I go nuts trying to explain things to him. He has some bizzare learning disabilities going on, which, when combined with his attachment issues (which are more present with me, who he has to learn to accept and love as mom, than with a teacher who is just a teacher), make for very unpleasant times for both of us. He freezes, I get frustrated, he refuses to ask questions, answer questions, ask for help, accept help, etc. etc. Its ugly.

He and I do do better when we're not together all the time. Again, this is due to his hx and behavioral stuff. I get bitchy with him if I'm around him 1:1 all the time. He also is used to and thrives in very active environments. Home with mom and a toddler doesn't cut it.

he does need the social group practice, having lived in a residental home with other kids w/ severe behavior disorders. He really needed some full immersion with typical kids, in order to adjust his reality of how kids behave and how adults respond.

(I'm trying to remember the poll options here, so I can explain for each of them, but I'm failing..)

Well, for ds, who at this point we plan to send to school (although, I do think it is foolish for anyone, myself incl. of course, to "know" what type of education will be right for their child when said child is still as young as mine...) mainly b/c we do feel strongly about supporting the public school by sending our children their, and then being active involved parents.

I do have one friend who has been volunteering at the public school w/ her son since he was 3 ish. Her dh is a public school principal in another town. They have chosen to send their ds to waldorf for K, but she still will devote lots of time to the public school. I really admire that. Otherwise, I see that in my rural community, our school is really suffering b/c of parents choosing private schools (driving their kids a min. of 1 hr round trip, some up to 2-3 hrs each day -- why not spend that time at the public school, improving things for all kids in our community??

Also, just a side note -- in the thread on the homeschooling board, someone made the comment about handing their kid over to a complete stranger for K. Well, in my case, and in my ideal world, where you are *involved* with the school, its not a complete stranger.
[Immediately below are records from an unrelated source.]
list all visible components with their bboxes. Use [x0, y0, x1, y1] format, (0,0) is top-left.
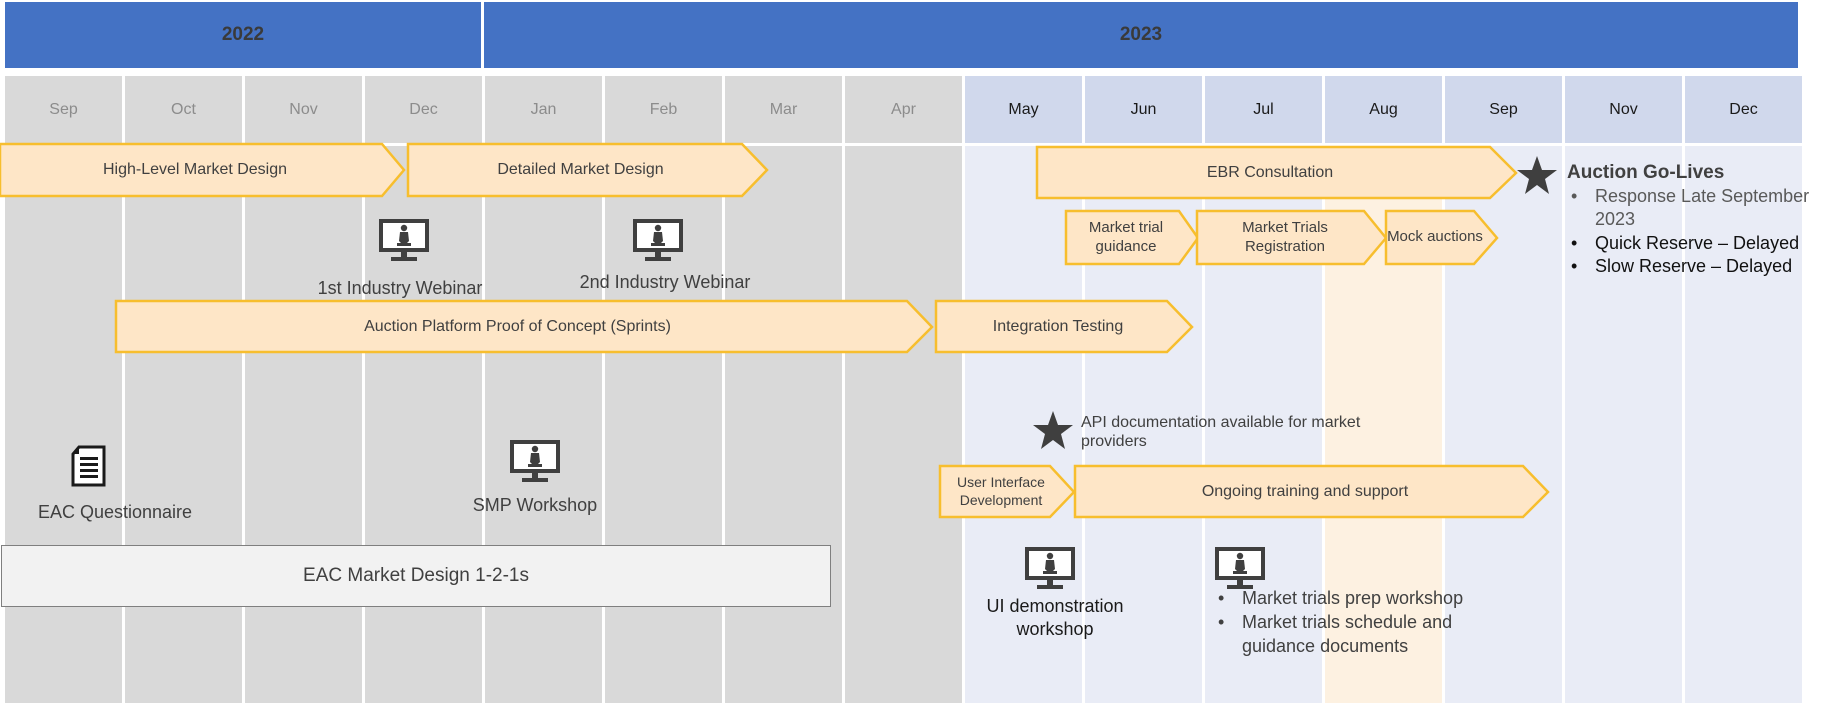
webinar1-label: 1st Industry Webinar: [317, 278, 483, 298]
golive-item-response: Response Late September 2023: [1567, 185, 1842, 232]
golive-list: Response Late September 2023 Quick Reser…: [1567, 185, 1842, 279]
presenter-monitor-icon: [510, 440, 560, 482]
high-level-label: High-Level Market Design: [102, 161, 288, 178]
market-trials-item: Market trials prep workshop: [1214, 587, 1514, 611]
mock-auctions-label: Mock auctions: [1387, 228, 1483, 246]
star-icon: [1033, 411, 1073, 449]
detailed-label: Detailed Market Design: [497, 161, 664, 178]
golive-item-quick: Quick Reserve – Delayed: [1567, 232, 1842, 256]
ui-demo-line2: workshop: [1016, 619, 1094, 640]
eac-1-2-1-label: EAC Market Design 1-2-1s: [303, 565, 529, 586]
eac-questionnaire-label: EAC Questionnaire: [37, 502, 193, 522]
market-trials-registration-label: Market Trials Registration: [1242, 218, 1328, 255]
ui-demo-label: UI demonstration workshop: [960, 595, 1150, 642]
integration-testing-label: Integration Testing: [992, 317, 1124, 335]
ebr-label: EBR Consultation: [1206, 163, 1334, 181]
webinar2-label: 2nd Industry Webinar: [579, 272, 751, 292]
market-trial-guidance-label: Market trial guidance: [1088, 218, 1164, 255]
golive-title: Auction Go-Lives: [1567, 162, 1725, 183]
smp-workshop-label: SMP Workshop: [472, 495, 598, 515]
proof-of-concept-label: Auction Platform Proof of Concept (Sprin…: [364, 317, 671, 335]
ui-dev-label: User Interface Development: [957, 474, 1045, 508]
ui-demo-line1: UI demonstration: [986, 596, 1124, 616]
eac-1-2-1-box: EAC Market Design 1-2-1s: [1, 545, 831, 607]
golive-item-slow: Slow Reserve – Delayed: [1567, 255, 1842, 279]
star-icon: [1517, 156, 1557, 194]
presenter-monitor-icon: [1025, 547, 1075, 589]
api-doc-label: API documentation available for market p…: [1081, 414, 1361, 451]
document-icon: [71, 445, 106, 487]
presenter-monitor-icon: [379, 219, 429, 261]
market-trials-item: Market trials schedule and guidance docu…: [1214, 611, 1514, 659]
market-trials-list: Market trials prep workshop Market trial…: [1214, 587, 1514, 659]
presenter-monitor-icon: [1215, 547, 1265, 589]
presenter-monitor-icon: [633, 219, 683, 261]
ongoing-label: Ongoing training and support: [1201, 482, 1409, 500]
One of the K teachers is a friend of mine, and the other I know well enough from time spent at the school to feel very comfortable with.

Oh, and the other reason I send dfs to school is that foster kids have to go to school. I wouldn't be allowed to hs him even if I wanted to.

Okay. Sorry for the mini rant. I really don't have anything against hs'ers or unsch'ers. Like I said, it may turn out to be what is right for my ds, and then I'll have a lot of crow to eat, cause I spew this rant on a regular basis.:

edited to fix a spelling mistake that I now can't find! somewhere there is a their that should be there (or maybe it was they're, now I can't remember, but really, I do know the difference!!)
post #9 of 11
Quote:
Originally posted by gus'smama
Otherwise, I see that in my rural community, our school is really suffering b/c of parents choosing private schools (driving their kids a min. of 1 hr round trip, some up to 2-3 hrs each day -- why not spend that time at the public school, improving things for all kids in our community??

Yeah, this was exactly the case when we lived in Berkeley and Oakland, and now I find it's happening at the high school level in this English city we moved to (where private school used to be a big NO-NO to most non-aristocratic families). It's such a vicious circle and definitely working or volunteering at the schools is an excellent suggestion.
post #10 of 11
Child's temperament-- he learns sooo much better from people outside the family. Once he was in school, it seemed like things were going well, so my dd started there as well.

We take it one year at a time.
post #11 of 11
I voted other, I would like to keep the boys at home, but they want to go to school. They are both aware that if they aren't liking school they can come home. We were following a natural learning approach and DS8 has been at the public school for15 months and wants to stay, DS5 started kindy this year and is having fun. I miss them heaps, and do have some issues with mainstream education, but they are where they want to be, so I do what I can to support that.